On 16th July, the National Assembly’s Standing Committee on Law and Justice rejected with a majority vote, a bill presented by PML-N MNA Marvi Memon that sought the status of national language for regional languages.
The regional languages included Balochi, Balti, Brahvi, Punjabi, Pushto, Shina, Sindhi, Seraiki, Hindko, Urdu and others that the National Language Commission of Pakistan had to establish through clear criteria, as being national languages of the people in Pakistan.
A report in Dawn stated that the Special Secretary of the law ministry said that there should be just one national language. According to him, the country had already suffered the East Pakistan tragedy in 1971 as a result of the decision to declare both Urdu and Bengali as national languages.
His opinion is highly disputable.
Pakistan does not possess a homogenous people with a single ethnicity, language and religion. It is a multi-ethnic country with a multicultural, multilingual population, made up of various segments, histories and heritage.
Writer Sean Singh Chauhan made a strong point when commenting on the rejection of the bill:
“There is no logic to the systematic alienation of minority groups to promote a national identity. I guess regional languages are only cool when they’re on a Coke Studio album.”

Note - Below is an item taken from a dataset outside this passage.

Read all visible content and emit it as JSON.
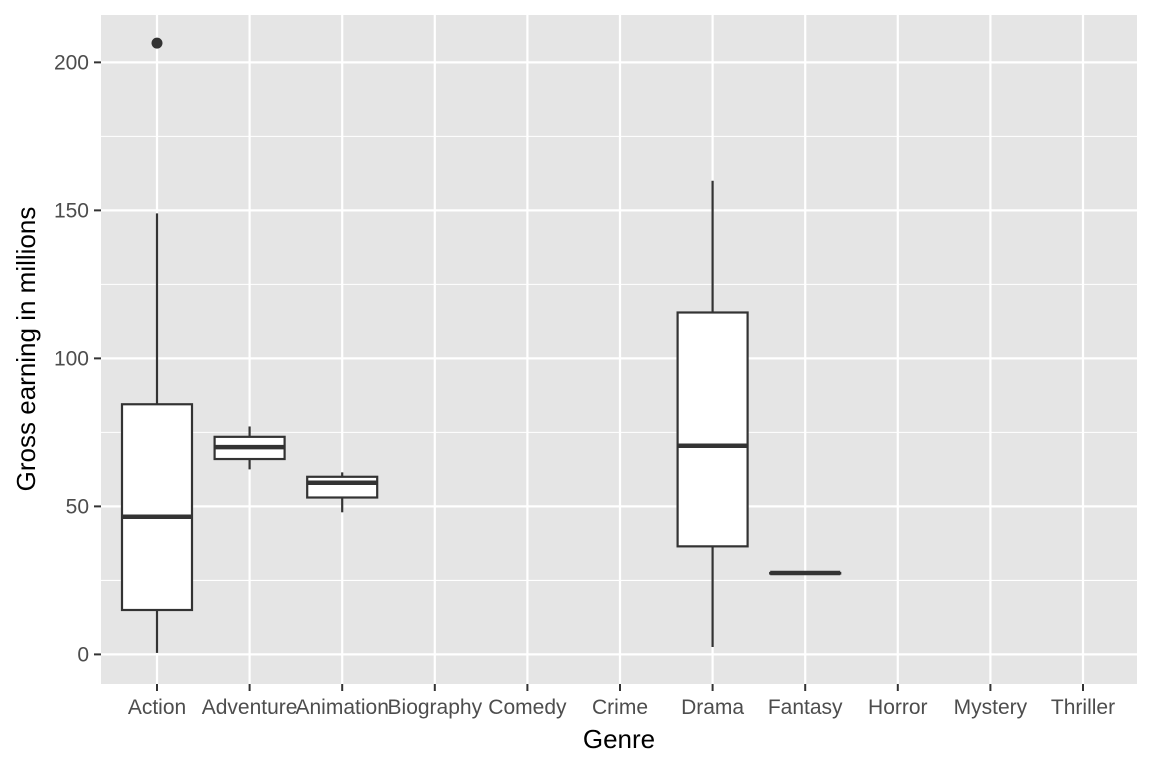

Culture is a phenomenon with multiple components, in which language features prominently. In Pakistan today, it is no secret that many peoples belonging to dissimilar ethnicities of different provinces and regions feel that they are culturally marginalized, and a single culture reigns dominant at the expense of their own. Whether that is true or not, it is true that this breeds cultural animosities, grievances and a sense of resentment. In such a condition, it is unreasonable to assume national solidarity to spring forth when groups that make up the nation feel a single culture exclusively defines the national culture. How then, in such an atmosphere, can national unity be forged? Let alone, an identity subscribed to by the whole nation.
This sense of marginalization, which can be political, economic, social, religious and cultural, has immense potential to be a dangerous force that can crystallise into various manifestations of reassertion by alienated groups; violence, nationalism, conflict and discord. And which the state, then ignorant or arrogant enough to not realize what has fuelled these, often does not brook.
In this lies the core of the example the Special Secretary has presented rather skewed. To shift all the debris of the catastrophe of 1971 on the acceptance of Bengali as a national language is both facile and ignorant to all the complexities and contrivances that led to it, and which, as the late Eqbal Ahmad said, “to honour our past and for the sake of our future”, must be properly understood.
The East Pakistan tragedy was already in the making for years due to the systematic marginalization from the political, economic and cultural sphere of the people there; a result of engineered disparity between both wings. And a situation created and exacerbated by the callous attitude and the disastrous decisions taken by the leaders of that era and the military establishment; which their response to the deadly Bhola Cyclone of 1970 encapsulated. The separation of East Pakistan was only the culmination of this condition.
It is also pertinent to mention that the Bengali Language Movement of 1952 developed right out of the demand for the recognition of Bengali as a national language of the then-dominion of Pakistan, and as history remains witness, this assertion of denied linguistic identity later contributed to the impetus for the force of nationalism, and eventually, separation.
It is the disregard of cultural components which language forms a part of, which causes problems; something that Prime Minister Ergodan of Turkey recognized with his Kurdish reforms of September 2013, which eased the use of Kurdish.
A state that respects and accepts, promotes and preserves the distinct cultural components of all the nation’s groups is what is considered to be a state for all by all; belonging to which is inevitably seen by the people in their best interest.
The bill may have been rejected, but the light thrown upon it in the occurrence emphasises the significance of the fear in Pakistan’s state and society of opening up their notions of a single all-Pakistani culture and identity. It also accentuates the need for safeguarding and recognizing nationally, the distinct cultures of peoples in Pakistan, among which the linguistic subcultures number.
In March this year, Shahid Siddiqui, a linguistics scholar, revealed that 27 out of 67 languages currently being spoken in Pakistan, were endangered.
Some, including Federal Urdu University Vice-Chancellor Prof Dr Zafar Iqbal, believe the bill and such an elevation of regional languages threatens to undermine Urdu. However it must be stated that it is not mutually exclusive to promote and preserve Urdu and the regional languages. Unfortunately, this is contingent on a coherent policy for language and culture, which doesn’t seem to be seen in Pakistan.
At the end of the day, it is the political system that must infuse solidarity and unity between the different peoples of the country; by fostering their greater and equal participation in the affairs of the state, economy, society and culture – which has been missing in FATA and Balochistan for years – and granting them the political, economic, social, cultural, linguistic and civil freedoms and recognition while developing and improving them.
National promotion of the distinct ethnic and linguistic cultures in Pakistan should not be feared. It is the suppression of this diversity which ushers in conflict and opens chasms within the nation and country; not its embrace which is likely to propel the nation to greater creativity, to cultural preservation and pluralism, and prosperity. For diversity is indigenous to Pakistan, and in diversity lies Pakistan’s identity.